Adriana Accorsi inicia a justificativa da sua proposta, colocando que mesmo depois de quase 14 anos da promulgação da Lei nº 11.340/2006, a conhecida Lei Maria da Penha, ainda são necessárias ações do Poder Público para garantir a proteção de mulheres e crianças vítimas de violência doméstica e familiar. A parlamentar coloca alguns motivos que levam a mulher a ser agredida e reconhece os avanços no combate a violência com essa legislação.

Lembra, inclusive, que muitas mulheres que sofrem violência doméstica ou familiar deixam de denunciar o agressor por temer pelo seu sustento e pela falta de abrigo para si própria e para os seus dependentes. "Temer a fome e a miséria faz com que elas se sujeitem a humilhações e agressões quase diárias.”

Ressalta Adriana Accorsi que a Lei Maria da Penha prevê, em seu art. 9º, que a assistência à mulher em situação de violência doméstica e familiar será prestada de forma articulada e conforme os princípios e as diretrizes previstos na Lei Orgânica da Assistência Social, no Sistema Único de Saúde, no Sistema Único de Segurança Pública, entre outras normas e políticas públicas de proteção, e emergencialmente quando for o caso. "Contudo, a estruturação de políticas integradas visando ao amparo das mulheres vítimas de violência ainda é insuficiente. Para se ter ideia, desde 2012, tramita um PL do Senado que prevê a criação de um Fundo Nacional de Amparo a Mulheres Agredidas e este ainda não virou lei.”

E acrescenta: “É devido a essa necessidade urgente de agirmos em prol da sociedade goiana, que apresento o presente projeto de lei, que institui o Fundo Estadual de Amparo a Mulheres Agredidas (Feama), para aplicação no nosso Estado. A preocupação com o tema é tão grande que o governador do Estado de Goiás lançou, em novembro de 2019, por meio da Secretaria de Desensolvimento Social (Seds), o ‘Pacto Goiano pelo Fim da Violência Contra a Mulher’, que prevê várias ações conjuntas a serem desenvolvidas por órgãos da administração pública estadual, Justiça, Ministério Público e sociedade civil, com o objetivo de combater a violência doméstica contra a mulher e diminuir os índices de feminicídio no Estado”.

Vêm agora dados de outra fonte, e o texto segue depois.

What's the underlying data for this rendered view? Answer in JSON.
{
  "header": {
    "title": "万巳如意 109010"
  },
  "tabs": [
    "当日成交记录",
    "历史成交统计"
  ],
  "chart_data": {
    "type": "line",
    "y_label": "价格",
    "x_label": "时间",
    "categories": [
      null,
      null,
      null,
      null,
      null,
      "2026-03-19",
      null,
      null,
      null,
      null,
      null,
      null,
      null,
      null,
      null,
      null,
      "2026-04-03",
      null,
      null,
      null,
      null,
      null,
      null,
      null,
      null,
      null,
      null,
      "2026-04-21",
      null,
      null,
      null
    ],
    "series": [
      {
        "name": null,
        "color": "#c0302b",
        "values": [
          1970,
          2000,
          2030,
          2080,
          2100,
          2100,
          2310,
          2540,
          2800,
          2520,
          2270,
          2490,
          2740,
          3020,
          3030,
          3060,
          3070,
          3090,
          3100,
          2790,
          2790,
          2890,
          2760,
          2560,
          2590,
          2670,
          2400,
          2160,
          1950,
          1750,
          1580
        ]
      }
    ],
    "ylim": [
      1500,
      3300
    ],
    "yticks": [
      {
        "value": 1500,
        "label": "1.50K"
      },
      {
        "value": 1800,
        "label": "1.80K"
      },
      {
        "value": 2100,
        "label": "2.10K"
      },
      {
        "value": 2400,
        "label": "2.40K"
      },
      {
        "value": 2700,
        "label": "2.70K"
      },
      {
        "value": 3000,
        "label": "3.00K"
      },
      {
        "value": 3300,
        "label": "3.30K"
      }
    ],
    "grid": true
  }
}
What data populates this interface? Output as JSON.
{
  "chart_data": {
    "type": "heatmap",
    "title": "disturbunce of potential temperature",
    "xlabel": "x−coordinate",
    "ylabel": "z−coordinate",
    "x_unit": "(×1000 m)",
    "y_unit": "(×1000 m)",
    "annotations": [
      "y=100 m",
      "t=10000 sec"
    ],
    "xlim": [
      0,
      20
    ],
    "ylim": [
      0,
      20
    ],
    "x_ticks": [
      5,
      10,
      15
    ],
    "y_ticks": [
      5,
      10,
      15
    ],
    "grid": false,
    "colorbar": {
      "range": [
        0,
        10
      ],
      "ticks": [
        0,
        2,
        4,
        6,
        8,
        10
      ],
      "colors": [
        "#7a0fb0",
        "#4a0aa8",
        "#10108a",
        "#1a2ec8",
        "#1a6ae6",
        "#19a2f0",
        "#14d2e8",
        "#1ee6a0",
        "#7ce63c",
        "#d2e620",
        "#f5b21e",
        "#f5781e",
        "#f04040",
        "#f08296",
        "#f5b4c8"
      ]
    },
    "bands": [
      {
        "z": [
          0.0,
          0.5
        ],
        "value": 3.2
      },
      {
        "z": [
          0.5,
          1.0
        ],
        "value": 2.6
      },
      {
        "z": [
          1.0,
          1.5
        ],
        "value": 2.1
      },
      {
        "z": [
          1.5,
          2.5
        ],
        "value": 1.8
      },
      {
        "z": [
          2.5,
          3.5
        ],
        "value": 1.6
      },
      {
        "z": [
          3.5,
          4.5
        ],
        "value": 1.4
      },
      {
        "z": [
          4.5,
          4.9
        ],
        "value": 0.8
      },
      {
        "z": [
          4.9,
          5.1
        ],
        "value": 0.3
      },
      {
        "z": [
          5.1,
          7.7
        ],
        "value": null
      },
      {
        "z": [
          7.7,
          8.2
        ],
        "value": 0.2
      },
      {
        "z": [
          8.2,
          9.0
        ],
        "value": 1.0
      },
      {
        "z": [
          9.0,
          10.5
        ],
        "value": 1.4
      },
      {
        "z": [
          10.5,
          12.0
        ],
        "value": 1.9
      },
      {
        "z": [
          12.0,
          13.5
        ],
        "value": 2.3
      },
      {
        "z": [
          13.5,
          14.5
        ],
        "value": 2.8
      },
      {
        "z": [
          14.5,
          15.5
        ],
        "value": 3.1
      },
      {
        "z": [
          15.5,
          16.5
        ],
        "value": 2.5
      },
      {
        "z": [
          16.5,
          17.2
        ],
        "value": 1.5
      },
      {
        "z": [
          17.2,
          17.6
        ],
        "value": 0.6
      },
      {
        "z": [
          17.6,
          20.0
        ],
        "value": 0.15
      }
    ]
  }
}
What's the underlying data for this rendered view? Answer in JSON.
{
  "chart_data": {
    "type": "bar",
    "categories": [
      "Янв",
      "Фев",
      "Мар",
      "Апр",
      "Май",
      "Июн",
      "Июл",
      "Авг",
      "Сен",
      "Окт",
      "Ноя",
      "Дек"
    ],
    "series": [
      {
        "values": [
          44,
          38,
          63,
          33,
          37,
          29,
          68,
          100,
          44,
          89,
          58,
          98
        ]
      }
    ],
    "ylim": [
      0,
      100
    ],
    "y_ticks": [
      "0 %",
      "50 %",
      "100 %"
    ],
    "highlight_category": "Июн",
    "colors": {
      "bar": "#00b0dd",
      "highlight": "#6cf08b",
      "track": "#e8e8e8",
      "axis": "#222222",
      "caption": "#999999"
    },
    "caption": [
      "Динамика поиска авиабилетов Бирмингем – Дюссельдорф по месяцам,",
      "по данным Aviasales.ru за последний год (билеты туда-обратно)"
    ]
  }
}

A deputada lembra que, em ano recente, o Estado de Goiás já esteve na lista dos Estados com maior número de feminicídios do País e, embora tenhamos melhorado, precisamos articular todas as estratégias que a lei nos oferece. "O art. 9º da Lei Maria da Penha respalda a ação de instituições que cuidam de mulheres vítimas de violência, de maneira que a criação do Feama dará a possibilidade do Estado de Goiás ser destaque não somente na prevenção como no combate a todo tipo de violência contra a mulher.”

A proposta de Adriana Accorsi prevê que o Feama será administrado pela Seds, ficando o Poder Executivo encarregado de regulamentá-lo. “Para atrair doações do setor privado, incluímos no projeto um incentivo fiscal, segundo condições e limites a serem fixados pela Secretaria da Economia do Estado, que possui corpo técnico capacitado para desenvolver campanhas, a exemplos das que estimulam o consumidor a exigir a nota fiscal de suas compras. Assim, os contribuintes poderão obter descontos no pagamento dos impostos devidos, à medida em que doam recursos ao Feama”, enfatiza.